Monday, February 25, 2013

My Most Embarrassing Moment

Not my actual bum or pants. 

One night, whilst in college, I went out on a first date with a girl named…hmmm… It started with an E. (I cared for her, deeply, as you can see.) Elaine? Elizabeth? Anyway, we were walking through a park, fairly close together, but with our hands in our jacket pockets, as it was a fall evening, and the weather was pleasantly cool. When out of the blue, Ellen says, “Tell me your deepest, darkest secret.”

I did not care for this.

Firstly, I had known Ester for about two days. Who was she to demand to know my deepest, darkest secrets? Was I to automatically trust this attractive – though virtually unknown – woman at face value? A woman who had not shared her deepest, darkest secret with me? A woman who found it perfectly acceptable to walk through a park and consider it a date? A woman whose name started with an E? (Edie? Electra? Ebony?)

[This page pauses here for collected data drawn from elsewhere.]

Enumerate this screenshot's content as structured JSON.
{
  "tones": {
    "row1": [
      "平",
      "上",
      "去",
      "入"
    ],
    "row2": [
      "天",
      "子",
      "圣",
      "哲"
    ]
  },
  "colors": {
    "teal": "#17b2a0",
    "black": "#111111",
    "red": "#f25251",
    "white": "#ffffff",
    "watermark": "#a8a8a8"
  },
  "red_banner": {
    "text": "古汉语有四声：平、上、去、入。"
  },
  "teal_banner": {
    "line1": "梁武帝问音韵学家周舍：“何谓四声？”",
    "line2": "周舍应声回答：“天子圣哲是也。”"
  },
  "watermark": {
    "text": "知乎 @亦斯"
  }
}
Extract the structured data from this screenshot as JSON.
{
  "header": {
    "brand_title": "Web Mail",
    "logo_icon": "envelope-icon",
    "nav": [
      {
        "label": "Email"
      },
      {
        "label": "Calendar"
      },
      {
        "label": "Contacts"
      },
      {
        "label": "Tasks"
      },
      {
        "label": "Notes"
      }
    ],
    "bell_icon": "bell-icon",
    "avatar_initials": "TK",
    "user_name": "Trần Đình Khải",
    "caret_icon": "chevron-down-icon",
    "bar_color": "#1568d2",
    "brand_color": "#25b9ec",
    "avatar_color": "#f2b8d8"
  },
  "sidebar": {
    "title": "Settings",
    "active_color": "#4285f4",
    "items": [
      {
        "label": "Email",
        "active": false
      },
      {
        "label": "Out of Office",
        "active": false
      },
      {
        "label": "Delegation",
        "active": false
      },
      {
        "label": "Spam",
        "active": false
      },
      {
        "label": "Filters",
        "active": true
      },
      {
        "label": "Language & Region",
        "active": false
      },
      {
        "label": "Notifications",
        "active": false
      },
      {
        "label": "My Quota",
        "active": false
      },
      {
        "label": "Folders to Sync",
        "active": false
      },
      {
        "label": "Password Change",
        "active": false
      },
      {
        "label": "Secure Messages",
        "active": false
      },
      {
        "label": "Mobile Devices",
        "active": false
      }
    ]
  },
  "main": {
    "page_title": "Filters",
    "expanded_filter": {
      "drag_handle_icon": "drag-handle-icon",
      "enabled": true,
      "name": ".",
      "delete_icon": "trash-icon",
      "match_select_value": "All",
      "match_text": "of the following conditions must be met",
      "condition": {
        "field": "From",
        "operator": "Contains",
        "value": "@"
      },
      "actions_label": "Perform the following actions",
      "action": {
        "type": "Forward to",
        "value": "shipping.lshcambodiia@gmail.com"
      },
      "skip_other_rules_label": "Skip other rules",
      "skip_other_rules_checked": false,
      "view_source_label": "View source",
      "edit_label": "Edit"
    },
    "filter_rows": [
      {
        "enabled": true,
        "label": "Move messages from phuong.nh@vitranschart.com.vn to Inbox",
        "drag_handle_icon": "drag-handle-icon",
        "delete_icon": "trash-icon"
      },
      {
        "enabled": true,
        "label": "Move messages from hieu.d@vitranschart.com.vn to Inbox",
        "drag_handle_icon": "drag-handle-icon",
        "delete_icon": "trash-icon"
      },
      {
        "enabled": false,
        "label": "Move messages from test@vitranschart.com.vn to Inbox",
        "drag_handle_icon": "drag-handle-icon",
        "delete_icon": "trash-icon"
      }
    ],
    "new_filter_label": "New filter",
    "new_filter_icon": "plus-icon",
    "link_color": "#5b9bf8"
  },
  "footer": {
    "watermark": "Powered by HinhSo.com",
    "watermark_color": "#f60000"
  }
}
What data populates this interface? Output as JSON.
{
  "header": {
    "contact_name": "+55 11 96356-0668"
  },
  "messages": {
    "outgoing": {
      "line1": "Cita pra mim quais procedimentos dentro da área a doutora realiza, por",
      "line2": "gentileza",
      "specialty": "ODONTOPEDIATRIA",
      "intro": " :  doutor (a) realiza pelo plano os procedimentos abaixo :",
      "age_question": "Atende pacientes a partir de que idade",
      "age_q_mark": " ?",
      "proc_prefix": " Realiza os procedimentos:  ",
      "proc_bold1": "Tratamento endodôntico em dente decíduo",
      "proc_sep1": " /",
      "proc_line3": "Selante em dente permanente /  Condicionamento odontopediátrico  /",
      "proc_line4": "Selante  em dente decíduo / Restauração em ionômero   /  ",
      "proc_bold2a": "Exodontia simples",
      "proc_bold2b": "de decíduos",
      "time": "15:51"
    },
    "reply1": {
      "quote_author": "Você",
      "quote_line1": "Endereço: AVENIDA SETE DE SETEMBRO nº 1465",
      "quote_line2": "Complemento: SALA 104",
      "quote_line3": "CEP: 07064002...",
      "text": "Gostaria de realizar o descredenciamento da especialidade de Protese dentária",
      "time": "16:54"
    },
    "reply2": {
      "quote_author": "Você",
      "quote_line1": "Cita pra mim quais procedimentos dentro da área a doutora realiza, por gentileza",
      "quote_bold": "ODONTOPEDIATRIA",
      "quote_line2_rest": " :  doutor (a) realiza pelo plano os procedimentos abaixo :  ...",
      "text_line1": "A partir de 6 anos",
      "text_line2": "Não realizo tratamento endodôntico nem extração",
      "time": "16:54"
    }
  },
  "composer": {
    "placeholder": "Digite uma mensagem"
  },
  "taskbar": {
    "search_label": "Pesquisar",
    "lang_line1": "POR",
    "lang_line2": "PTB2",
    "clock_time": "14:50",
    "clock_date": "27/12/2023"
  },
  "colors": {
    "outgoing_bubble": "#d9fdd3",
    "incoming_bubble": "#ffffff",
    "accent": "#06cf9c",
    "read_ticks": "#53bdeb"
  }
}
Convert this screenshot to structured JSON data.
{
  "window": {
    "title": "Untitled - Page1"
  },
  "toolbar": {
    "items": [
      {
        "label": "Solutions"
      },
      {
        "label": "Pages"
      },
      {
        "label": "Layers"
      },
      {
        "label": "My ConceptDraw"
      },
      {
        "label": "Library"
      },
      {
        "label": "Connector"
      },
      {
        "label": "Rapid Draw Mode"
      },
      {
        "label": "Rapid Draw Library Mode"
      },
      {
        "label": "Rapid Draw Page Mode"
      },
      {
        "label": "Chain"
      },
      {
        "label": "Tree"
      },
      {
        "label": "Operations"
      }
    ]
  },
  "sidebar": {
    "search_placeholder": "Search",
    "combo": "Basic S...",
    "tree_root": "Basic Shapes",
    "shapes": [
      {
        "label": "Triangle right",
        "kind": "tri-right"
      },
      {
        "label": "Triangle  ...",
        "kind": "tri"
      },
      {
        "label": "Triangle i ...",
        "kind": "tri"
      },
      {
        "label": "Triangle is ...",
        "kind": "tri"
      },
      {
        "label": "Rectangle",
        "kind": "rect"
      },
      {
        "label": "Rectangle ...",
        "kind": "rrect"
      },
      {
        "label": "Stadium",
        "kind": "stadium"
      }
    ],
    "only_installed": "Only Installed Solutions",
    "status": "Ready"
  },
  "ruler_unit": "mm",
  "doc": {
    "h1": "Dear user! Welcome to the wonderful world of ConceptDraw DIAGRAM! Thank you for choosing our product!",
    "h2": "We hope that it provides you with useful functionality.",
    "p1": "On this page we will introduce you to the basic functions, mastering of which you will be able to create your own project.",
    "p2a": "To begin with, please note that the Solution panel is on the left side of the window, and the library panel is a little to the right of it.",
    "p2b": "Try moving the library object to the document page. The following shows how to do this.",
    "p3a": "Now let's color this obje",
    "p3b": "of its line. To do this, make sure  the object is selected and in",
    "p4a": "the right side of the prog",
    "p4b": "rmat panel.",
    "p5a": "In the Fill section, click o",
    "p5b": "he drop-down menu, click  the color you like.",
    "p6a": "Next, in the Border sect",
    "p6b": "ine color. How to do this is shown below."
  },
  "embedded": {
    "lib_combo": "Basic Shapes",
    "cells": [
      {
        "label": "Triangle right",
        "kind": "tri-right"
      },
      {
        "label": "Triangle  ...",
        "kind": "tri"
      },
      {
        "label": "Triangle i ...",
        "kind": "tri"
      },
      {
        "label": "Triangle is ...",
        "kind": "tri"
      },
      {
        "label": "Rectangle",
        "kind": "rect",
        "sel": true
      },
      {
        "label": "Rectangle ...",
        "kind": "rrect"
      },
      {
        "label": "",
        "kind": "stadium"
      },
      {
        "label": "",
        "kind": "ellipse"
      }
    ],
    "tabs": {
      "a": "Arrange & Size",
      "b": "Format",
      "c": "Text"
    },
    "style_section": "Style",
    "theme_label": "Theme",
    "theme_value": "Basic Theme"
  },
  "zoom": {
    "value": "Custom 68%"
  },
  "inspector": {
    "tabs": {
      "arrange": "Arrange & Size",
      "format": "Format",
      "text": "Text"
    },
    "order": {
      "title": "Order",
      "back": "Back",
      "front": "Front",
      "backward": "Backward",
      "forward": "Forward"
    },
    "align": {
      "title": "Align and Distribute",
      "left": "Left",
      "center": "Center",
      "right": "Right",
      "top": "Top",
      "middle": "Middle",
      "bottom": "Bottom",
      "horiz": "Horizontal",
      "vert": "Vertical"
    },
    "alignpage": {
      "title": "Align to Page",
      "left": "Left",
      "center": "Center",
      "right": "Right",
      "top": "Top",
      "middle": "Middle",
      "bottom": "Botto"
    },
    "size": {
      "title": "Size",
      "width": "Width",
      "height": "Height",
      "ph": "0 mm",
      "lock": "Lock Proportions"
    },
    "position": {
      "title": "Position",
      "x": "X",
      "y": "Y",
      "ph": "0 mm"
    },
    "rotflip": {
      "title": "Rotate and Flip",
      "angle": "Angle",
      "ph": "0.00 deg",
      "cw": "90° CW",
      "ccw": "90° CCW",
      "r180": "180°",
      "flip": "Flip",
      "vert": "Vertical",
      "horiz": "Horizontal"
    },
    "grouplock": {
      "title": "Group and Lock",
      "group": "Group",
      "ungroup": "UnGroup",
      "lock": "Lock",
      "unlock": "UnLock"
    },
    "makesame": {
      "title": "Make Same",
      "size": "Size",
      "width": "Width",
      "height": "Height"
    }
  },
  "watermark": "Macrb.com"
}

But secondly, and most importantly…I didn't have any deep, dark secrets. Unless you counted my extensive Huey Lewis & the News CD collection. (And I didn't.)

I’ll never know what Edwina was probing for that day. But I have attended a number of social gatherings since then where people play such “get-to-know-you” games where you are required to recount, in great detail, information you would not normally or casually put on display. “Deep, dark” information, as it were. Only now it is masqueraded as “What’s your most embarrassing moment?”

Well, I happen to have one.

It was early summer, 1993. If memory serves, Rod Stewart couldn't remember if he’d told us lately that he loved us, Tom Hanks was having difficulty sleeping somewhere in Washington state, and I was dating a lovely young woman from Salem, Utah. Danielle.

With BYU located not too far from Salem, we would occasionally go visit Danielle’s family for some dining and dancing. (Mostly dining.)

On this particular weekend, her family’s ward, the Salem 984th Ward, was having a barbecue in a nearby canyon. I am a big fan of both barbecues and canyons, so I was excited to go.

It was still early enough in the summer that it was quite cool up the canyon, so there was a roaring fire to take off the chill. I had helped Danielle’s little brother get a plate of food, and he went off to sit by his sister on a log by the fire. I got my own plate and, not seeing a place to sit, remained standing as I ate on the other side of the fire, straight across from Danielle and her little brother.

There was a large turnout of people, and there were conversations taking place all over the camping area; though most people didn't drift too far from the fire. I had chatted with a few pleasant folks, making nice and quashing rampant rumors about our impending engagement.

I was finishing the last of my barbecued chicken and preparing to throw my plate in the fire, when I felt an odd sensation around my…uhm, derriere. It was a hand. At first it was cupping my bum, but then it began to rub it. And rub it. And rub it. It was as if my bum was a lamp, and they were expecting Robin Williams to appear. Alarmed, my eyes searched across the fire for Danielle. Not that it would have been okay if Danielle was doing this to me, but she was really the only familiar person there. 

Slowly, as if I were being held at gunpoint, I turned and looked to my left. There, facing away from me…was a total stranger. She was probably mid-forties, long hair, mother of five. And her right hand was now stuffed into the back pocket of my jeans. She had clearly mistaken me for somebody else – her tall, firm-bummed husband, for example. Unsure of what to say, but confident this was going to end no other way than badly, I didn't say anything.

I stood there staring at her, waiting for her to turn and make eye contact with a man who she did not know. A man who was not comfortable with the whereabouts of her hand. A man who did not give this stuff away for free!

Finally, she turned and realized she had been fondling the wrong bum. Oh, the horror in her eyes! The shock! In an effort to defuse the situation and bring some levity to the entire scene before she could speak, I threw my arm around her shoulder and said, “Hey, baby, you coming with me?”


Well, she had found her voice. The entire ward stopped and turned. Wards from neighboring canyon barbecue parties stopped and turned. Yes, in addition to roving hands, this woman had some lungs. But now, while her stating of the obvious should have incriminated her, I suddenly look like the visiting sick-o from outside the ward who had been going around shoving people’s hands into my back pockets.

Well, we all had a good laugh, she decided to go back to her husband, and I never visited Danielle’s family or ward again.

Edwina, if you’re still out there, I have a story for you now.